LETOR: Learning to Rank for Information Retrieval
LETOR is a package of benchmark data sets for research on LEarning TO Rank released by Microsoft Research Asia, which contains standard features, relevance judgments, data partitioning, evaluation tools, and several baselines. Version 1.0 was released in April 2007. Version 2.0 was released in Dec. 2007. Version 3.0 was released in Dec. 2008. Version 4.0 was released in July 2009.
LETOR 4.0 was released in July 2009.
- Two large scale query sets were used, with thousands of queries;
- Datasets for four kinds of ranking settings were provided: supervised ranking, semi-supervised ranking, rank aggregation, and listwise ranking;
- Low level features were included for investigation;
- Several baselines were included.
LETOR 3.0 baselines were updated in June 2009.

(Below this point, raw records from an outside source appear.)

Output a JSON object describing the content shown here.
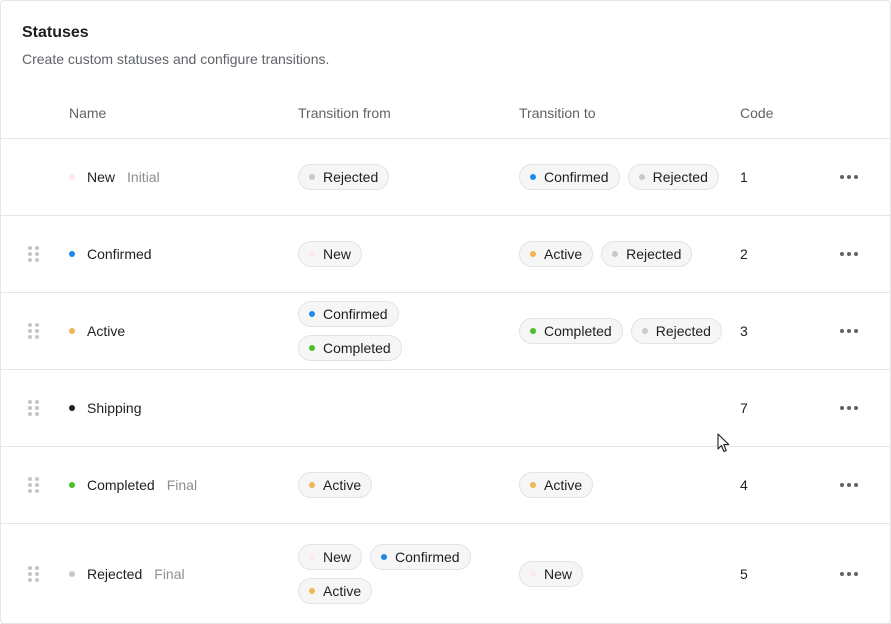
{
  "header": {
    "title": "Statuses",
    "subtitle": "Create custom statuses and configure transitions."
  },
  "columns": {
    "name": "Name",
    "from": "Transition from",
    "to": "Transition to",
    "code": "Code"
  },
  "colors": {
    "New": "#fbe9ee",
    "Confirmed": "#1a8ce8",
    "Active": "#f1b552",
    "Shipping": "#1f1f1f",
    "Completed": "#4cbf2a",
    "Rejected": "#c8c9cb"
  },
  "icons": {
    "drag": "drag-handle-icon",
    "more": "more-horizontal-icon",
    "cursor": "mouse-pointer-icon"
  },
  "rows": [
    {
      "name": "New",
      "tag": "Initial",
      "from": [
        "Rejected"
      ],
      "to": [
        "Confirmed",
        "Rejected"
      ],
      "code": "1",
      "draggable": false
    },
    {
      "name": "Confirmed",
      "tag": "",
      "from": [
        "New"
      ],
      "to": [
        "Active",
        "Rejected"
      ],
      "code": "2",
      "draggable": true
    },
    {
      "name": "Active",
      "tag": "",
      "from": [
        "Confirmed",
        "Completed"
      ],
      "to": [
        "Completed",
        "Rejected"
      ],
      "code": "3",
      "draggable": true
    },
    {
      "name": "Shipping",
      "tag": "",
      "from": [],
      "to": [],
      "code": "7",
      "draggable": true
    },
    {
      "name": "Completed",
      "tag": "Final",
      "from": [
        "Active"
      ],
      "to": [
        "Active"
      ],
      "code": "4",
      "draggable": true
    },
    {
      "name": "Rejected",
      "tag": "Final",
      "from": [
        "New",
        "Confirmed",
        "Active"
      ],
      "to": [
        "New"
      ],
      "code": "5",
      "draggable": true
    }
  ]
}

LETOR 3.0 was released in Dec, 2008.
- Add four new datasets: homepage finding 2003, homepage finding 2004, named page finding 2003 and named page finding 2004. Plus the three datasets (OHSUMED, topic distillation 2003 and topic distillation 3004) in LETOR2.0, there are seven datasets in LETOR3.0.
- New document sampling strategy for each query; and so the three datasets in LETOR3.0 are different from those in LETOR2.0;
- New low level features for learning;
- Meta data is provided for better investigation of ranking features;
- More baselines.
LETOR 2.0 was released in December, 2007.
- More baseline results on the LETOR dataset, including ListNet, AdaRank, FRank and MHR.
- Updated evaluation tools (Eval-Rank.pl and Eval-ttest.pl).
- A channel to accept more baselines from other researchers.
- A discussion board for researchers to exchange their ideas on learning to rank and the LETOR dataset.
- A hub for researcher/research groups, papers and resources on learning to rank.